This division includes club mosses, horsetails and ferns. The oldest known pteridophytes are fossils from the end of the silurian period, 380 million years ago. Pteridophyta constitutes the earliest known vascular plants. Vascular plants are those plants that contain the vascular tissue that is the conducting tissues of xylem and phloem. Sometimes all vascular plants are included in one division the Tracheophyta . This is to emphasise the advance nature of vascular tissue over the simple conducting cells of some Bryophytes and Algae. Tracheophyta includes pteridophytes and the more advanced spermatophytes (seed bearing plants) as two subdivisions.
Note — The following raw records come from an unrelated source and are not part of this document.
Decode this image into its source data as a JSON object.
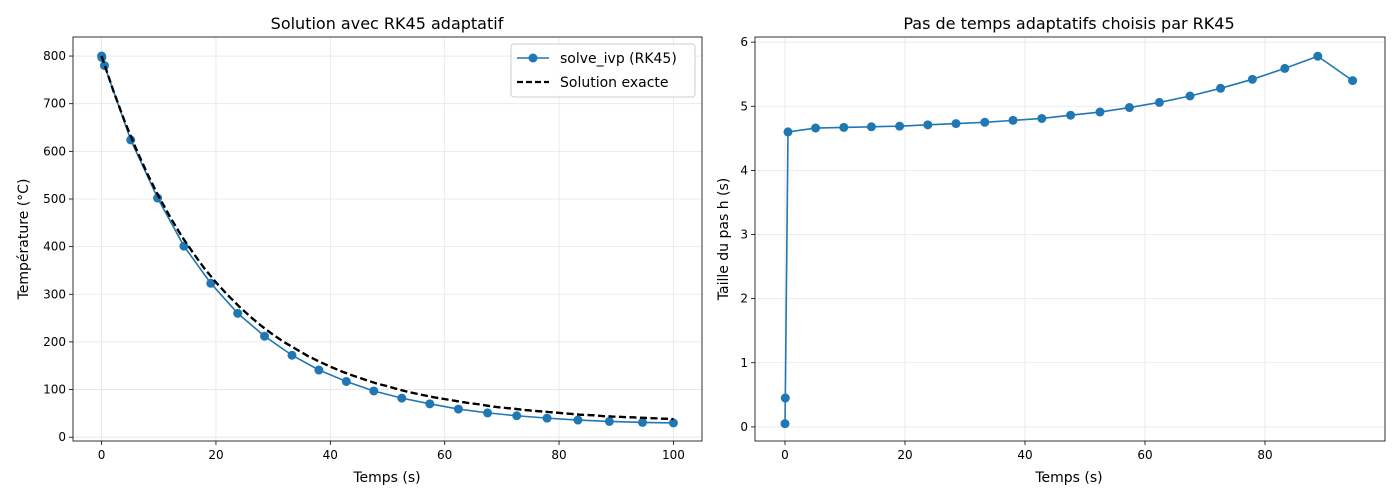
{
  "colors": {
    "series": "#1f77b4",
    "exact": "#000000",
    "grid": "#e6e6e6"
  },
  "chart_data": [
    {
      "type": "line",
      "title": "Solution avec RK45 adaptatif",
      "xlabel": "Temps (s)",
      "ylabel": "Température (°C)",
      "xlim": [
        -5,
        105
      ],
      "ylim": [
        -8,
        840
      ],
      "xticks": [
        0,
        20,
        40,
        60,
        80,
        100
      ],
      "yticks": [
        0,
        100,
        200,
        300,
        400,
        500,
        600,
        700,
        800
      ],
      "grid": true,
      "legend": "top-right",
      "series": [
        {
          "name": "solve_ivp (RK45)",
          "style": "line-markers",
          "x": [
            0,
            0.05,
            0.5,
            5.1,
            9.8,
            14.4,
            19.1,
            23.8,
            28.5,
            33.3,
            38.0,
            42.8,
            47.6,
            52.5,
            57.4,
            62.4,
            67.5,
            72.6,
            77.9,
            83.3,
            88.8,
            94.6,
            100
          ],
          "y": [
            800,
            797,
            780,
            624,
            502,
            401,
            323,
            260,
            212,
            172,
            141,
            117,
            97,
            82,
            70,
            59,
            51,
            45,
            40,
            36,
            33,
            31,
            30
          ]
        },
        {
          "name": "Solution exacte",
          "style": "dashed",
          "x": [
            0,
            2,
            4,
            6,
            8,
            10,
            12,
            14,
            16,
            18,
            20,
            22,
            24,
            26,
            28,
            30,
            32,
            34,
            36,
            38,
            40,
            42,
            44,
            46,
            48,
            50,
            52,
            54,
            56,
            58,
            60,
            62,
            64,
            66,
            68,
            70,
            72,
            74,
            76,
            78,
            80,
            82,
            84,
            86,
            88,
            90,
            92,
            94,
            96,
            98,
            100
          ],
          "y": [
            800,
            729,
            664,
            606,
            553,
            505,
            462,
            422,
            387,
            354,
            325,
            299,
            275,
            253,
            233,
            215,
            199,
            185,
            171,
            159,
            148,
            138,
            129,
            121,
            113,
            107,
            100,
            94,
            89,
            84,
            80,
            76,
            72,
            69,
            65,
            62,
            60,
            57,
            55,
            53,
            51,
            49,
            47,
            46,
            44,
            43,
            42,
            41,
            40,
            39,
            38
          ]
        }
      ]
    },
    {
      "type": "line",
      "title": "Pas de temps adaptatifs choisis par RK45",
      "xlabel": "Temps (s)",
      "ylabel": "Taille du pas h (s)",
      "xlim": [
        -5,
        100
      ],
      "ylim": [
        -0.22,
        6.08
      ],
      "xticks": [
        0,
        20,
        40,
        60,
        80
      ],
      "yticks": [
        0,
        1,
        2,
        3,
        4,
        5,
        6
      ],
      "grid": true,
      "series": [
        {
          "style": "line-markers",
          "x": [
            0,
            0.05,
            0.5,
            5.1,
            9.8,
            14.4,
            19.1,
            23.8,
            28.5,
            33.3,
            38.0,
            42.8,
            47.6,
            52.5,
            57.4,
            62.4,
            67.5,
            72.6,
            77.9,
            83.3,
            88.8,
            94.6
          ],
          "y": [
            0.05,
            0.45,
            4.6,
            4.66,
            4.67,
            4.68,
            4.69,
            4.71,
            4.73,
            4.75,
            4.78,
            4.81,
            4.86,
            4.91,
            4.98,
            5.06,
            5.16,
            5.28,
            5.42,
            5.59,
            5.78,
            5.4
          ]
        }
      ]
    }
  ]
}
Presence of vascular tissue is a feature of the sporophyte generation, which in the bryophytes is small and dependent on the gametophyte. The occurrence of vascular tissue in the the sporophyte is one reason why sporophyte generation has become the dominant one in all vascular plants. The vascular tissue of pteridophytes shows certain primitive features compared with flowering plants. The xylem of pteridophytes contains only tracheids rather than vessels and the phloem contains sieve cells rather than sieve tubes.
Vascular tissue has two important roles to perform. Firstly it forms a transport system, conducting water and food around the multi- cellular body, thus leading to the development of large, complex bodies. Secondly, xylem, one of the vascular tissues, supports these large bodies since xylem contains lignified cells of great strength and rigidity.